The European spacecraft that landed on a comet in a historic mission earlier this week has carried out two tricky maneuvers, by drilling into the rocky surface and rotating itself to catch more sunlight.
Both operations carried considerable risks, because they could have toppled the probe or pushed it out into the void, but scientists at the European Space Agency said the maneuvers appeared to have worked.
My rotation was successful (35 degrees). Looks like a whole new comet from this angle.
Since landing on comet 67P/Churyumov-Gerasimenko about 500 million kilometres away, the lander has performed a series of tests and sent reams of data, including photos, back to Earth.
But with just two or three days of power in its primary battery, the lander now has to rely on solar panels to generate electricity.

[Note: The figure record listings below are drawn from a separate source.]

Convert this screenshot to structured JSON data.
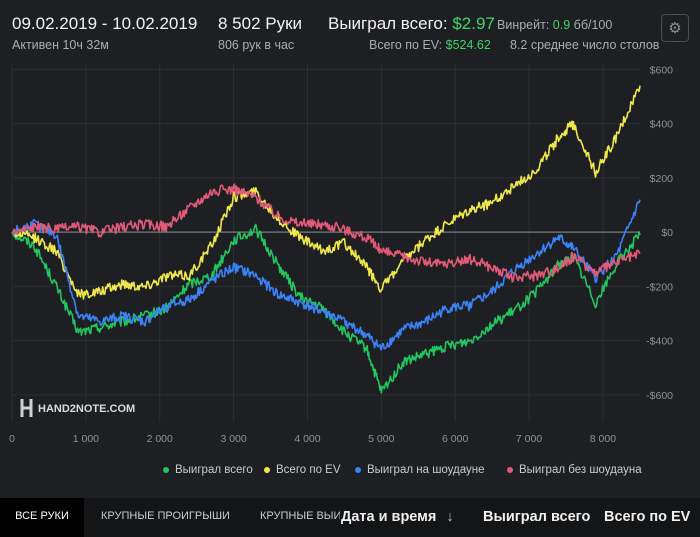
{
  "header": {
    "date_range": "09.02.2019 - 10.02.2019",
    "active_time": "Активен 10ч 32м",
    "hands": "8 502 Руки",
    "hands_per_hour": "806 рук в час",
    "won_total_label": "Выиграл всего:",
    "won_total_value": "$2.97",
    "ev_total_label": "Всего по EV:",
    "ev_total_value": "$524.62",
    "winrate_label": "Винрейт:",
    "winrate_value": "0.9",
    "winrate_unit": "бб/100",
    "avg_tables": "8.2 среднее число столов",
    "gear_icon": "gear-icon"
  },
  "watermark": {
    "brand": "HAND2NOTE.COM"
  },
  "chart_data": {
    "type": "line",
    "x_ticks": [
      "0",
      "1 000",
      "2 000",
      "3 000",
      "4 000",
      "5 000",
      "6 000",
      "7 000",
      "8 000"
    ],
    "y_ticks": [
      "$600",
      "$400",
      "$200",
      "$0",
      "-$200",
      "-$400",
      "-$600"
    ],
    "xlim": [
      0,
      8502
    ],
    "ylim": [
      -700,
      620
    ],
    "grid": true,
    "legend_position": "bottom",
    "series": [
      {
        "name": "Выиграл всего",
        "color": "#22c55e",
        "x": [
          0,
          300,
          600,
          900,
          1200,
          1500,
          1800,
          2100,
          2400,
          2700,
          3000,
          3300,
          3600,
          3900,
          4200,
          4500,
          4800,
          5000,
          5300,
          5600,
          5900,
          6200,
          6500,
          6800,
          7100,
          7400,
          7600,
          7900,
          8200,
          8502
        ],
        "y": [
          0,
          -50,
          -200,
          -370,
          -350,
          -330,
          -310,
          -280,
          -190,
          -160,
          -30,
          10,
          -120,
          -240,
          -280,
          -370,
          -430,
          -590,
          -480,
          -450,
          -420,
          -400,
          -340,
          -290,
          -220,
          -120,
          -90,
          -260,
          -110,
          -10
        ]
      },
      {
        "name": "Всего по EV",
        "color": "#f0e84a",
        "x": [
          0,
          300,
          600,
          900,
          1200,
          1500,
          1800,
          2100,
          2400,
          2700,
          3000,
          3300,
          3600,
          3900,
          4200,
          4500,
          4800,
          5000,
          5300,
          5600,
          5900,
          6200,
          6500,
          6800,
          7100,
          7400,
          7600,
          7900,
          8200,
          8502
        ],
        "y": [
          0,
          -20,
          -70,
          -230,
          -220,
          -190,
          -200,
          -160,
          -160,
          -50,
          130,
          150,
          50,
          -20,
          -70,
          -40,
          -130,
          -210,
          -110,
          -30,
          30,
          80,
          110,
          170,
          230,
          350,
          400,
          220,
          360,
          540
        ]
      },
      {
        "name": "Выиграл на шоудауне",
        "color": "#3b82f6",
        "x": [
          0,
          300,
          600,
          900,
          1200,
          1500,
          1800,
          2100,
          2400,
          2700,
          3000,
          3300,
          3600,
          3900,
          4200,
          4500,
          4800,
          5000,
          5300,
          5600,
          5900,
          6200,
          6500,
          6800,
          7100,
          7400,
          7600,
          7900,
          8200,
          8502
        ],
        "y": [
          0,
          30,
          -10,
          -310,
          -330,
          -310,
          -330,
          -270,
          -250,
          -180,
          -130,
          -160,
          -230,
          -260,
          -290,
          -330,
          -380,
          -430,
          -360,
          -330,
          -280,
          -270,
          -220,
          -140,
          -80,
          -20,
          -60,
          -170,
          -80,
          120
        ]
      },
      {
        "name": "Выиграл без шоудауна",
        "color": "#e25a78",
        "x": [
          0,
          300,
          600,
          900,
          1200,
          1500,
          1800,
          2100,
          2400,
          2700,
          3000,
          3300,
          3600,
          3900,
          4200,
          4500,
          4800,
          5000,
          5300,
          5600,
          5900,
          6200,
          6500,
          6800,
          7100,
          7400,
          7600,
          7900,
          8200,
          8502
        ],
        "y": [
          0,
          20,
          10,
          20,
          0,
          20,
          30,
          20,
          90,
          150,
          160,
          130,
          60,
          30,
          30,
          10,
          -20,
          -70,
          -90,
          -110,
          -120,
          -100,
          -130,
          -170,
          -160,
          -130,
          -90,
          -150,
          -110,
          -80
        ]
      }
    ]
  },
  "tabs": {
    "all_hands": "ВСЕ РУКИ",
    "big_losses": "КРУПНЫЕ ПРОИГРЫШИ",
    "big_wins": "КРУПНЫЕ ВЫИГ"
  },
  "columns": {
    "date_time": "Дата и время",
    "sort_arrow": "↓",
    "won_total": "Выиграл всего",
    "ev_total": "Всего по EV"
  }
}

The European Space Agency said the lander, which has fallen asleep on with its batteries depleted and not enough sunlight available, may communicate again on Saturday at about 10:00 GMT.
“From now on no contact would be possible unless sufficient sunlight falls on the solar panels to generate enough power to wake it up,” ESA wrote on its blog early Saturday.
“My rotation was successful (35 degrees). Looks like a whole new comet from this angle,” read a message posted on the lander’s official Twitter account.
Earlier, the scientists tweeted : “First comet drilling is a fact!”
The space agency said late on Friday that the batteries eventually depleted and without enough sunlight to recharge them, Philae fell into “idle mode”, and all instruments and most of the systems on board shut down.
However, “Prior to falling silent, the lander was able to transmit all science data gathered during the First Science Sequence,” said Stephan Ulamec, lander manager.
Scientists were concerned to find on Thursday that not only had Philae unexpectedly bounced twice before coming to rest untethered to the surface, but photos indicated it was next to a cliff that largely blocked sunlight from reaching two of its three solar panels.
With time running out, scientists decided to risk moving the lander and performing one of the most important experiments it was sent into space for.
Researching universe origins
Material beneath the surface of the comet has remained almost unchanged for 4.5 billion years, making the mining samples a cosmic time capsule that scientists are eager to study.
Mission controllers said Philae was able to bore 25 centimetres into the comet to start collecting the samples, but it is unclear whether it has enough power to deliver any information on them.
It also was not immediately clear whether the rotation had succeeded in putting the lander’s solar panels out of the shadow. Scientists are likely to know for sure early on Saturday.
Meanwhile, the Rosetta, Philae’s mother ship, which is streaking through space in tandem with the comet will use its 11 instruments to analyse the comet over the coming months.
Scientists hope the $1.6b project that was launched a decade ago will help them answer questions about the origins of the universe and life on Earth.